President Donald Trump's administration on Thursday reinstated the use of private prisons for federal inmates, saying commercial prison operators are needed for the correctional system's "future needs."
Trump's new attorney general, Jeff Sessions, officially rescinded the Barack Obama administration's move last August to phase out the management of prisons by private companies, which Obama's justice department had said proved to be inadequate, more dangerous and not cheaper than government-run prisons.
Sessions said in an order that the move last year had reversed a longstanding policy at the Federal Bureau of Prisons to have private companies involved, "and impaired the bureau's ability to meet the future needs of the federal correctional system."
The Obama move had only affected a small portion of the US prison system: 13 privately run prisons housing just over 22,000 people, or about 11 per cent of the federal prison population.
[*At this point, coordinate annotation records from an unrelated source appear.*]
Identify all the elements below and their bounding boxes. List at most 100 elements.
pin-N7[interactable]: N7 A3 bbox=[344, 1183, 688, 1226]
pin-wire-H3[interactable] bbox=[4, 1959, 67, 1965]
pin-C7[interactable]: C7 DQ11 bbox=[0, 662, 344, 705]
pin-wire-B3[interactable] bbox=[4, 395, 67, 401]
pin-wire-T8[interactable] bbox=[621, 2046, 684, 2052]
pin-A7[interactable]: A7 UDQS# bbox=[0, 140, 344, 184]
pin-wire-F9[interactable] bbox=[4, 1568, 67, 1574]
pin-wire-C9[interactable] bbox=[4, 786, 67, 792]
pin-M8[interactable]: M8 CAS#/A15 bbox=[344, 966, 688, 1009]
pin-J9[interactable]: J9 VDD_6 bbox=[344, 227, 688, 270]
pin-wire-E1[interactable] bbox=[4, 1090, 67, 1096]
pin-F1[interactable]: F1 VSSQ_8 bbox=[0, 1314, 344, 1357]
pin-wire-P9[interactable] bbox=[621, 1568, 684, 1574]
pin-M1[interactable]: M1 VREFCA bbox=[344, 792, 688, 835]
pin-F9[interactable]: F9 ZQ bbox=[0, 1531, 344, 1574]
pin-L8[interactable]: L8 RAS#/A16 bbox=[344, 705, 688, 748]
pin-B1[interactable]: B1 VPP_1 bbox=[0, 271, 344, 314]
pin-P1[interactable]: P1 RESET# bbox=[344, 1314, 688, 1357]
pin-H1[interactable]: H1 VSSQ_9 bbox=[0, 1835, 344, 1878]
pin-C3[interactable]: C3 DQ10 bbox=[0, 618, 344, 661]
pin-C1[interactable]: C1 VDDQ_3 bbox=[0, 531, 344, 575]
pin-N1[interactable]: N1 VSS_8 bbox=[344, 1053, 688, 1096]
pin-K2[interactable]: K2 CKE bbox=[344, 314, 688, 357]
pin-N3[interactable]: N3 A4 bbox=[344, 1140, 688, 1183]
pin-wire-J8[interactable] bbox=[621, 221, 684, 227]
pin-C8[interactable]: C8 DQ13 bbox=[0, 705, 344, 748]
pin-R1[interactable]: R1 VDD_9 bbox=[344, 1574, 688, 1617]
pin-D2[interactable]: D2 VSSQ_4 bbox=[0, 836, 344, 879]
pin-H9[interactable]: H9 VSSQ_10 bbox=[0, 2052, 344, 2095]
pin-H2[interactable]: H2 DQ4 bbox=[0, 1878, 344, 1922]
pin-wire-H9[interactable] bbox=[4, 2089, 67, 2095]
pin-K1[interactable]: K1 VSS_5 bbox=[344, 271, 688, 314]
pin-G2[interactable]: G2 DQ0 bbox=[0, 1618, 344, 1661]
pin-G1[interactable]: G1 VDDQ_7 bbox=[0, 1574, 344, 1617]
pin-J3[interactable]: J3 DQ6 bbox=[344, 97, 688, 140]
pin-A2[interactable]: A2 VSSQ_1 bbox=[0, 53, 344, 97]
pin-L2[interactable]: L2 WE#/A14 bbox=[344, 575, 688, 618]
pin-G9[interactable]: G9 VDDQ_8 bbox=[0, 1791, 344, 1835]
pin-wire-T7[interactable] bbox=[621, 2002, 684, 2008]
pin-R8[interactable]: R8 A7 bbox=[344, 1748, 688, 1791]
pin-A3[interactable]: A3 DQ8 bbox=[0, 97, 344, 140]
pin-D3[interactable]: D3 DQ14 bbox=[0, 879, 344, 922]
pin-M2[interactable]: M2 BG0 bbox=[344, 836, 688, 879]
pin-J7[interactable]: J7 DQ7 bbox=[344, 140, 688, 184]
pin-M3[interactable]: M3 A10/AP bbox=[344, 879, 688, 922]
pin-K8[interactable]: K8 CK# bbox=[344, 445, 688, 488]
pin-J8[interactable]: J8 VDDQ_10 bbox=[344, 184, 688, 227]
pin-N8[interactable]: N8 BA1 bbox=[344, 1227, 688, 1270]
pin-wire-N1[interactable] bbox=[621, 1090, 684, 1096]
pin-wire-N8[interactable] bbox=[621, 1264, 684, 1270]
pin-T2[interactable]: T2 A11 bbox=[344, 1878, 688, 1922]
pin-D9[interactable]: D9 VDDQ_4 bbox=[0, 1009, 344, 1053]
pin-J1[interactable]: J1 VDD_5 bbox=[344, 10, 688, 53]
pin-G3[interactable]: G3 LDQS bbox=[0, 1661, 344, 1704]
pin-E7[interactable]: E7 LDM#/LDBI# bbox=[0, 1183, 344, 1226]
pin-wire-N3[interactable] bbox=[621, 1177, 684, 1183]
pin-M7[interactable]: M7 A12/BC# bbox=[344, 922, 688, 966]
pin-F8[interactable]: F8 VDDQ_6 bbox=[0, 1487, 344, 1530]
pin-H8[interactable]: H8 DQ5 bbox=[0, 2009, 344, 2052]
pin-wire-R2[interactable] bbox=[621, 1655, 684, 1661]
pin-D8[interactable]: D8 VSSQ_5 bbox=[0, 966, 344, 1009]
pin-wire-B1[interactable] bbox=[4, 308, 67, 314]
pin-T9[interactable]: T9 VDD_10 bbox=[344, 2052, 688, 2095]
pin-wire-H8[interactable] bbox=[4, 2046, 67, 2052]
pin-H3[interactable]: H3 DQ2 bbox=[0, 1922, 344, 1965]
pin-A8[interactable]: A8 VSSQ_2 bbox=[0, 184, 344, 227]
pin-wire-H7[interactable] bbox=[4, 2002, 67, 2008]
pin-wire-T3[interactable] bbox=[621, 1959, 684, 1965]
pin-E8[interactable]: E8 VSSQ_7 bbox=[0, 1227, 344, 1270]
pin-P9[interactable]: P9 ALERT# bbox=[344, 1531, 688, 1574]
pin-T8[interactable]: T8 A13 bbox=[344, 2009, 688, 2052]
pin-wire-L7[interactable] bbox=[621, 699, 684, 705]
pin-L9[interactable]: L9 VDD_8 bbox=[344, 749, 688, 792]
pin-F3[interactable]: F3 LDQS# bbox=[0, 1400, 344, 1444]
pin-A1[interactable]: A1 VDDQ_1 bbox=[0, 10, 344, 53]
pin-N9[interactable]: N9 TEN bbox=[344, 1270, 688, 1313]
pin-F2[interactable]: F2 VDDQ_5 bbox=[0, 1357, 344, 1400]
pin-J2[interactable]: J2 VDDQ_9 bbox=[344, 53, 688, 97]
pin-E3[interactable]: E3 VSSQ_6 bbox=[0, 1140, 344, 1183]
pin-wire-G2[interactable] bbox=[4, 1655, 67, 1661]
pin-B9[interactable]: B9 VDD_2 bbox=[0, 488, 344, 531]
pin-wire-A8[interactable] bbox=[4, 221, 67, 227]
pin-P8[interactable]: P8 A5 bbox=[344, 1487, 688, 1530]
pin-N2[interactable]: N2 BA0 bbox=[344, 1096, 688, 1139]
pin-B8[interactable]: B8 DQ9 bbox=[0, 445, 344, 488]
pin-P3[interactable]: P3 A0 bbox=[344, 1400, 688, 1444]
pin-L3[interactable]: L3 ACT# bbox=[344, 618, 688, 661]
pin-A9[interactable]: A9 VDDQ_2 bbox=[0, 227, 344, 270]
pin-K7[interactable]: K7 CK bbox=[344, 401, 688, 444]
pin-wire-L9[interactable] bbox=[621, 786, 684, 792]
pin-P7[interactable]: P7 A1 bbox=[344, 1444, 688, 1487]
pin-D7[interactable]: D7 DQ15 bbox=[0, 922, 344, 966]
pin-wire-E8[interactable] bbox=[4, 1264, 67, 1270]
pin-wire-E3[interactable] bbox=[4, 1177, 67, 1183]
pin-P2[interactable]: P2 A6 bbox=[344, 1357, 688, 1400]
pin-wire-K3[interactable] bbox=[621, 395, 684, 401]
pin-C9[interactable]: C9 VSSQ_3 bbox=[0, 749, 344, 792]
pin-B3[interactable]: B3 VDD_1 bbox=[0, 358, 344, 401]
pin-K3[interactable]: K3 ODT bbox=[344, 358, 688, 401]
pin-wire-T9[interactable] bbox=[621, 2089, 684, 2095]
Most are foreign nationals, mainly Mexicans incarcerated for immigration violations.
The Trump government has promised a crackdown on crime and illegal immigration, suggesting the prisons bureau could require greater holding capacity in a short time.
The 13 prisons are run by three companies: CoreCivic (known until recently as Corrections Corporation of America), GEO Group and Management and Training Corporation.
The announcement gave a strong after-hours boost to the stock of the two listed firms. Core Civic jumped 3.2 per cent, while GEO Group added 1.0 per cent.
The move was expected and both companies' stocks had already risen sharply after Trump's election victory on November 8.